Hal ini disampaikan oleh Danial, Akademisi IAIN Kendari, dalam Dialog Media bertema “Cahaya Al-Qur’an di Timur Nusantara: Harmoni Iman, Alam, Budaya,” yang digelar sebagai bagian dari rangkaian Seleksi Tilawatil Qur’an dan Hadits (STQH) Nasional XXVIII Tahun 2025 di Kendari.
“Al-Qur’an tidak turun dalam ruang hampa budaya. Ia hadir untuk meluruskan dan menyempurnakan tradisi agar sejalan dengan nilai-nilai ilahiah,” ujar Danial, Rabu (15/10/25).
Danial memaparkan bahwa kekayaan budaya suku-suku seperti Tolaki, Buton, Muna, Moronene, dan Wakatobi di Sultra mencerminkan nilai-nilai Qurani.
Ia mencontohkan beberapa tradisi lokal yang sarat makna keagamaan:
* Kalosara (Tolaki): Simbol keadilan dan penyelesaian konflik secara damai.
* Haroa (Buton dan Wuna): Tradisi syukuran yang melatih rasa syukur dan kebersamaan.
* Katoba (Muna): Penanaman nilai-nilai Islam pada anak menjelang usia baligh.
* Takabira (Moronene): Tradisi khataman
Al-Qur’an yang melambangkan kecintaan masyarakat terhadap kitab suci.
“Semua tradisi ini menjadi cerminan bagaimana nilai-nilai Al-Qur’an hidup di tengah masyarakat. Islam tidak meniadakan budaya, justru mengarahkan adat menuju kemaslahatan,” jelasnya.
Danial juga mengutip Surat Al-Hujurat ayat 13, yang menyerukan manusia untuk saling mengenal di tengah keberagaman suku dan bangsa, sebagai landasan penting harmoni antara iman dan budaya.

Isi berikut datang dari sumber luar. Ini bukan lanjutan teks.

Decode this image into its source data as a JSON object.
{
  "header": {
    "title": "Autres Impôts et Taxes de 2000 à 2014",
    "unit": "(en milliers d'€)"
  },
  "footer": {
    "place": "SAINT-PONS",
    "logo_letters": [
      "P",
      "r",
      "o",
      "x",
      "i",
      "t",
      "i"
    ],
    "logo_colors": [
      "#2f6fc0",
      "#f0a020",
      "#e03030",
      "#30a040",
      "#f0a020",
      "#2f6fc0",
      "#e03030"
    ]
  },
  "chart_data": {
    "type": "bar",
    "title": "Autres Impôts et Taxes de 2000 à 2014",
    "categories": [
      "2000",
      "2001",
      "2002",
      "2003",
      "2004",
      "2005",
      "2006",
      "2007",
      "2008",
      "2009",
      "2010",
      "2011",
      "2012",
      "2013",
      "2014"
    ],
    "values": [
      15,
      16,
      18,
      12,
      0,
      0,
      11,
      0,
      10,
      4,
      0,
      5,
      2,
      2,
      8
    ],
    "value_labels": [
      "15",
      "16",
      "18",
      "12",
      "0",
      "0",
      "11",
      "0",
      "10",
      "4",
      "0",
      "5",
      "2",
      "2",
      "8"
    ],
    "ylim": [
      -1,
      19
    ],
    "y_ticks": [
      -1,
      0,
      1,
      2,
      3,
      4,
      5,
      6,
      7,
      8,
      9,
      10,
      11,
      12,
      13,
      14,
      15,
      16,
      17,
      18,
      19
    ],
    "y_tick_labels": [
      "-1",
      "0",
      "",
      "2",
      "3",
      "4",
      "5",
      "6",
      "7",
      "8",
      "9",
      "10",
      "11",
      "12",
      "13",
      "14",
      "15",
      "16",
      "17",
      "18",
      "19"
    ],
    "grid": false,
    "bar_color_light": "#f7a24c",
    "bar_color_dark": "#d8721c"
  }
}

Ia juga mengutip pepatah adat Tolaki, “Inaike nasara dibinadara,” yang mengajarkan pentingnya menghargai adat agar dimuliakan.

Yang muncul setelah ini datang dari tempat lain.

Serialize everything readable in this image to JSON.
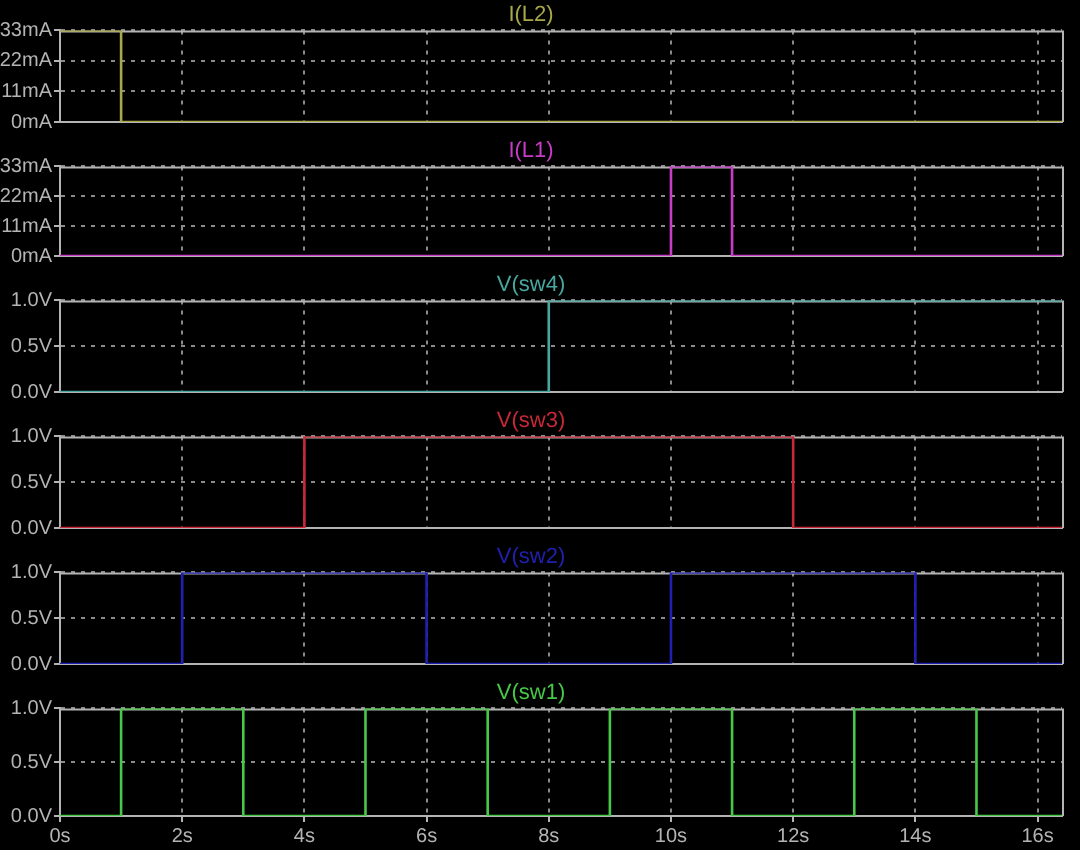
{
  "chart_data": [
    {
      "type": "line",
      "title": "I(L2)",
      "series": [
        {
          "color": "#a8a848",
          "x": [
            0,
            1,
            1,
            16.4
          ],
          "values": [
            33,
            33,
            0,
            0
          ]
        }
      ],
      "xlim": [
        0,
        16.4
      ],
      "xticks": [
        0,
        2,
        4,
        6,
        8,
        10,
        12,
        14,
        16
      ],
      "ylim": [
        0,
        33
      ],
      "yticks": [
        {
          "value": 0,
          "label": "0mA"
        },
        {
          "value": 11,
          "label": "11mA"
        },
        {
          "value": 22,
          "label": "22mA"
        },
        {
          "value": 33,
          "label": "33mA"
        }
      ],
      "grid": true,
      "tick_labels": "y",
      "legend": false
    },
    {
      "type": "line",
      "title": "I(L1)",
      "series": [
        {
          "color": "#c83cc8",
          "x": [
            0,
            10,
            10,
            11,
            11,
            16.4
          ],
          "values": [
            0,
            0,
            33,
            33,
            0,
            0
          ]
        }
      ],
      "xlim": [
        0,
        16.4
      ],
      "xticks": [
        0,
        2,
        4,
        6,
        8,
        10,
        12,
        14,
        16
      ],
      "ylim": [
        0,
        33
      ],
      "yticks": [
        {
          "value": 0,
          "label": "0mA"
        },
        {
          "value": 11,
          "label": "11mA"
        },
        {
          "value": 22,
          "label": "22mA"
        },
        {
          "value": 33,
          "label": "33mA"
        }
      ],
      "grid": true,
      "tick_labels": "y",
      "legend": false
    },
    {
      "type": "line",
      "title": "V(sw4)",
      "series": [
        {
          "color": "#48a8a0",
          "x": [
            0,
            8,
            8,
            16.4
          ],
          "values": [
            0,
            0,
            1,
            1
          ]
        }
      ],
      "xlim": [
        0,
        16.4
      ],
      "xticks": [
        0,
        2,
        4,
        6,
        8,
        10,
        12,
        14,
        16
      ],
      "ylim": [
        0,
        1
      ],
      "yticks": [
        {
          "value": 0,
          "label": "0.0V"
        },
        {
          "value": 0.5,
          "label": "0.5V"
        },
        {
          "value": 1,
          "label": "1.0V"
        }
      ],
      "grid": true,
      "tick_labels": "y",
      "legend": false
    },
    {
      "type": "line",
      "title": "V(sw3)",
      "series": [
        {
          "color": "#c82838",
          "x": [
            0,
            4,
            4,
            12,
            12,
            16.4
          ],
          "values": [
            0,
            0,
            1,
            1,
            0,
            0
          ]
        }
      ],
      "xlim": [
        0,
        16.4
      ],
      "xticks": [
        0,
        2,
        4,
        6,
        8,
        10,
        12,
        14,
        16
      ],
      "ylim": [
        0,
        1
      ],
      "yticks": [
        {
          "value": 0,
          "label": "0.0V"
        },
        {
          "value": 0.5,
          "label": "0.5V"
        },
        {
          "value": 1,
          "label": "1.0V"
        }
      ],
      "grid": true,
      "tick_labels": "y",
      "legend": false
    },
    {
      "type": "line",
      "title": "V(sw2)",
      "series": [
        {
          "color": "#2020b0",
          "x": [
            0,
            2,
            2,
            6,
            6,
            10,
            10,
            14,
            14,
            16.4
          ],
          "values": [
            0,
            0,
            1,
            1,
            0,
            0,
            1,
            1,
            0,
            0
          ]
        }
      ],
      "xlim": [
        0,
        16.4
      ],
      "xticks": [
        0,
        2,
        4,
        6,
        8,
        10,
        12,
        14,
        16
      ],
      "ylim": [
        0,
        1
      ],
      "yticks": [
        {
          "value": 0,
          "label": "0.0V"
        },
        {
          "value": 0.5,
          "label": "0.5V"
        },
        {
          "value": 1,
          "label": "1.0V"
        }
      ],
      "grid": true,
      "tick_labels": "y",
      "legend": false
    },
    {
      "type": "line",
      "title": "V(sw1)",
      "series": [
        {
          "color": "#48c848",
          "x": [
            0,
            1,
            1,
            3,
            3,
            5,
            5,
            7,
            7,
            9,
            9,
            11,
            11,
            13,
            13,
            15,
            15,
            16.4
          ],
          "values": [
            0,
            0,
            1,
            1,
            0,
            0,
            1,
            1,
            0,
            0,
            1,
            1,
            0,
            0,
            1,
            1,
            0,
            0
          ]
        }
      ],
      "xlim": [
        0,
        16.4
      ],
      "xticks": [
        {
          "value": 0,
          "label": "0s"
        },
        {
          "value": 2,
          "label": "2s"
        },
        {
          "value": 4,
          "label": "4s"
        },
        {
          "value": 6,
          "label": "6s"
        },
        {
          "value": 8,
          "label": "8s"
        },
        {
          "value": 10,
          "label": "10s"
        },
        {
          "value": 12,
          "label": "12s"
        },
        {
          "value": 14,
          "label": "14s"
        },
        {
          "value": 16,
          "label": "16s"
        }
      ],
      "ylim": [
        0,
        1
      ],
      "yticks": [
        {
          "value": 0,
          "label": "0.0V"
        },
        {
          "value": 0.5,
          "label": "0.5V"
        },
        {
          "value": 1,
          "label": "1.0V"
        }
      ],
      "grid": true,
      "legend": false
    }
  ]
}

Tantangan dan Solusi Menjaga Harmoni
Dalam paparannya, Danial juga menyoroti sejumlah tantangan dalam menjaga harmoni antara adat dan agama, di antaranya adalah praktik sinkretisme yang mencampurkan adat dengan unsur kesyirikan, komersialisasi adat, minimnya dialog antara ulama dan tokoh adat, serta pudarnya bahasa dan warisan budaya di kalangan generasi muda.
Untuk menjawab tantangan tersebut, Danial mendorong langkah-langkah konkret, yaitu:
* Memperkuat kolaborasi antara ulama dan budayawan untuk menyeleksi adat yang selaras dengan syariat.
* Mengintegrasikan pendidikan budaya di madrasah dan pesantren.
* Mendokumentasikan warisan budaya sebagai media dakwah.
* Membentuk Forum Adat–Ulama sebagai ruang dialog budaya dan syariah yang berkelanjutan.
“Dalam menghadapi berbagai tantangan dalam menjaga keharmonisan, kita perlu langkah-langkah konkret yang melibatkan ulama dan budayawan lokal, untuk lebih kritis dalam ajaran-ajaran agama dan budaya,” pungkasnya.
Dialog Media ini dibuka oleh Kepala Kantor Wilayah Kemenag Sulawesi Tenggara, Muhammad Saleh, dan dihadiri oleh sejumlah narasumber lain serta audiens dari berbagai media lokal dan nasional.